Howard Joffe, one of the brightest young collegiate tennis coaches in the country, is entering his second season at the helm of the Aggies after being named the new Texas A&M women's head tennis coach in July 2011.
Upon his hiring, Joffe said, "I intend to work extremely hard with our student-athletes to do the athletics department, Texas A&M University and Aggies everywhere proud," and that is exactly what he has done.
The Aggies produced numerous highlights during Joffe's inaugural season at Texas A&M. Although the team lost, 4-3, to Ole Miss in Joffe's debut, the Aggies rebounded with a school-record 13 consecutive victories, obliterating the previous record of nine straight wins. The Aggies would later defeat No. 6 Texas (April 17, 2012) marking A&M's highest ranked win since defeating No. 5 USC in 2004, when Joffe served as an assistant for the Women of Troy.
Joffe's Aggies went on to tie for second in the Big 12 Conference behind the stellar play of junior Cristina Sanchez-Quintanar, who followed Joffe to A&M from Maryland. Sanchez-Quintanar, who went 9-0 in conference matches and 24-1 in dual matches all at the No. 1 line, became the first player in Big 12 history to garner both Big 12 Player of the Year and Big 12 Newcomer of the Year honors in the same season. The Spaniard, who became the highest ranked player in Texas A&M history when she received a No. 4 singles ranking on Feb. 28, 2012, would go on to become the first Joffe-coached player to earn ITA All-America honors after receiving a No. 7 seed in the NCAA Singles Championship. She would also become only the second player in Texas A&M history to reach the quarterfinals of the prestigious tournament.

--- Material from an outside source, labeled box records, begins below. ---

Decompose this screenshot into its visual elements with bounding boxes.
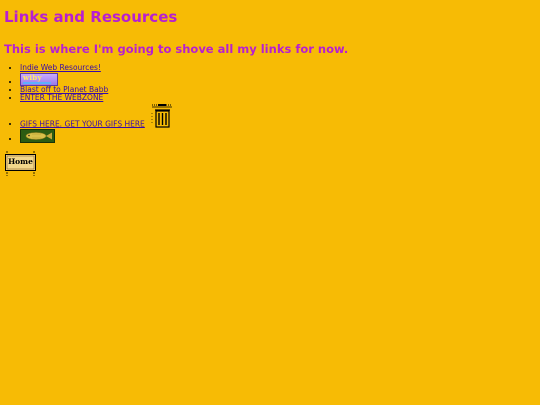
home-button-label: Home <box>8 157 33 166</box>
list-item: GIFS HERE. GET YOUR GIFS HERE <box>20 103 536 129</box>
list-item <box>20 128 536 143</box>
wiby-badge-icon[interactable]: wiby <box>20 72 58 86</box>
trash-can-icon <box>151 103 173 129</box>
page-subtitle: This is where I'm going to shove all my … <box>4 42 349 56</box>
wiby-link[interactable]: wiby <box>20 72 58 86</box>
list-item: ENTER THE WEBZONE <box>20 93 536 103</box>
fish-link[interactable] <box>20 128 55 143</box>
fish-badge-icon[interactable] <box>20 128 55 143</box>
page-title: Links and Resources <box>4 8 178 26</box>
gifs-link[interactable]: GIFS HERE. GET YOUR GIFS HERE <box>20 119 145 128</box>
list-item: Indie Web Resources! <box>20 63 536 73</box>
indie-web-link[interactable]: Indie Web Resources! <box>20 63 101 72</box>
page-container: Links and Resources This is where I'm go… <box>0 0 540 143</box>
wiby-badge-text: wiby <box>23 72 42 82</box>
wiby-badge-bar <box>23 81 51 84</box>
webzone-link[interactable]: ENTER THE WEBZONE <box>20 93 103 102</box>
links-list: Indie Web Resources! wiby Blast off to P… <box>4 63 536 143</box>
home-button[interactable]: Home <box>5 151 36 176</box>
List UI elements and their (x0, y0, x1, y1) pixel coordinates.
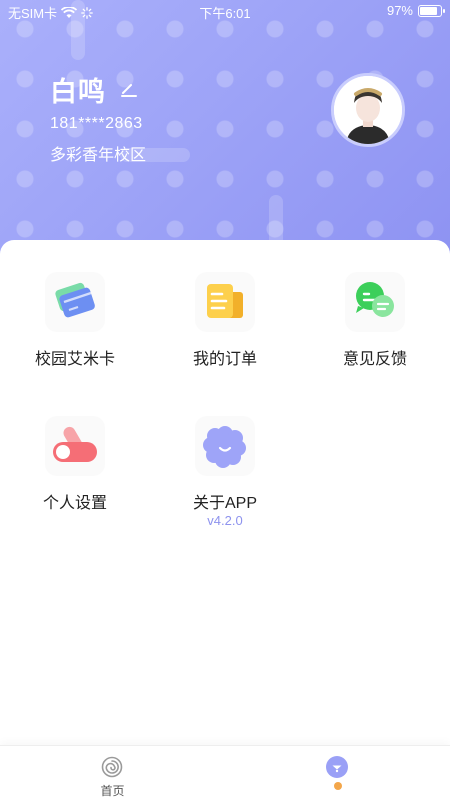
menu-card: 校园艾米卡 我的订单 意见反馈 个人设置 关于APP v4.2.0 (0, 240, 450, 750)
edit-icon[interactable] (120, 80, 138, 98)
menu-label: 关于APP (192, 495, 258, 512)
battery-icon (418, 4, 445, 17)
battery-percent: 97% (386, 3, 413, 18)
menu-item-about-app[interactable]: 关于APP v4.2.0 (150, 416, 300, 546)
menu-item-personal-settings[interactable]: 个人设置 (0, 416, 150, 546)
user-school: 多彩香年校区 (50, 147, 147, 164)
profile-tab-icon (326, 756, 348, 778)
order-icon (195, 272, 255, 332)
menu-label: 我的订单 (192, 351, 257, 368)
tab-home[interactable]: 首页 (0, 746, 225, 801)
notification-dot (334, 782, 342, 790)
menu-item-feedback[interactable]: 意见反馈 (300, 272, 450, 402)
status-bar: 无SIM卡 下午6:01 97% (0, 0, 450, 22)
status-time: 下午6:01 (199, 6, 251, 21)
toggle-settings-icon (45, 416, 105, 476)
about-app-icon (195, 416, 255, 476)
card-icon (45, 272, 105, 332)
menu-item-campus-card[interactable]: 校园艾米卡 (0, 272, 150, 402)
user-phone: 181****2863 (50, 115, 143, 132)
user-name: 白鸣 (50, 77, 106, 107)
profile-header: 无SIM卡 下午6:01 97% 白鸣 181****2863 多彩香年校区 (0, 0, 450, 275)
menu-label: 个人设置 (42, 495, 107, 512)
tab-profile[interactable] (225, 746, 450, 801)
app-version: v4.2.0 (207, 513, 243, 528)
home-swirl-icon (101, 756, 123, 778)
avatar[interactable] (331, 73, 405, 147)
tab-home-label: 首页 (100, 784, 125, 798)
tab-bar: 首页 (0, 745, 450, 801)
menu-item-my-orders[interactable]: 我的订单 (150, 272, 300, 402)
feedback-icon (345, 272, 405, 332)
avatar-portrait-icon (334, 76, 402, 144)
menu-label: 意见反馈 (342, 351, 407, 368)
menu-label: 校园艾米卡 (34, 351, 115, 368)
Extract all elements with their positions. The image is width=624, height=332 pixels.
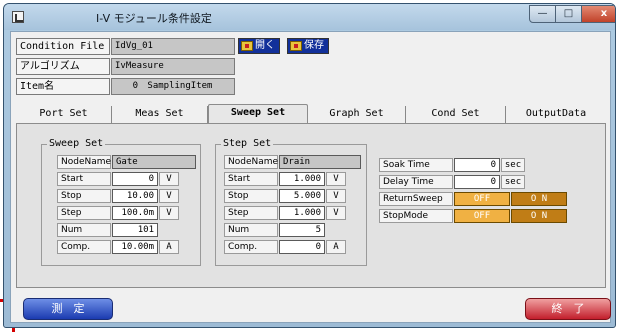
sweep-stop-label: Stop	[57, 189, 111, 203]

Texas A&M made its 13th consecutive NCAA appearance, and after narrowly falling at No. 15 Michigan, 4-3, in the NCAA second round, Joffe's Aggies finished the season 19-6 and ranked No. 17 in the final ITA rankings. It was A&M's first top-20 final ranking since tying for 16th in 2004 and its third highest final ranking in school history.
Joffe has had success both as a head coach and as an assistant coach. Prior to coming to Aggieland, he served as the head women's tennis coach at the University of Maryland for two years. In 2011, he led the Terrapins to the NCAA Championships, marking the Terps' first appearance in the NCAA Championships since 2006. Joffe's squad finished 13-10 and was No. 34 in the final ITA rankings.
Joffe went to Maryland from his first head coaching position at Miami University (Ohio), where he took over a program and within two years led the RedHawks to the top of the Mid-American Conference and their first NCAA appearance in program history. Joffe was rewarded by being named the 2009 MAC Coach of the Year. The RedHawks would also become ranked for the first time in the program's history.
Joffe cut his teeth at the highest level, serving five years as an assistant coach at USC where the Trojans finished among the country's best teams every season from 2002-07 and Joffe was a two-time recipient (2004 & 2006) of the Intercollegiate Tennis Association's (ITA) West Region Assistant Coach of the Year. In 2006, he was the national runner-up for the ITA National Assistant Coach of the Year. During Joffe's stint at USC, the Trojans finished among the Top 11 every season and finished as high as No. 3 in the land after the 2006 season.
At Miami (Ohio), Joffe recruited the 2009 MAC Freshman of the Year and first-team all-league player in Monica Gorny. His sophomore, Anastasia Dracheva, also earned first-team all-league honors. In addition to outstanding play on the RedHawk tennis courts, Joffe's squad scored a perfect 1000 on his last Academic Progress Rate (APR) report.
At Maryland, Joffe recruited Sanchez-Quintanar who ended the season ranked No. 34 and defeated Texas A&M standout Nazari Urbina in the first round of the NCAA singles championships. Another Joffe recruit, Jordaan Sanford, combined with Sanchez-Quintanar to end the season ranked No. 26 in doubles.
Joffe was a talented player earning All-America honors at Pepperdine in 1992 and he advanced to the semifinals of the NCAA Singles Championship. He earned three letters before playing on the professional circuit for three years. While he served as an assistant coach at USC, Joffe earned his psychology degree at USC in 2006.
A native of Johannesburg, South Africa, Joffe spent three years (1999-2002) as a teaching professional and director of tennis at Kettering Tennis Center and Quail Run Racquet Clubs in Dayton, Ohio. Prior to coming back to the United States, Joffe spent four years teaching young tennis players in South Africa. He established the Joffe-Wheeler Tennis Academy in Johannesburg, and he coached and managed the Gauteng Central Junior Tennis Team. He was also appointed the Gauteng Central tennis coach and served as the head coach at Rand Afrikaanse University.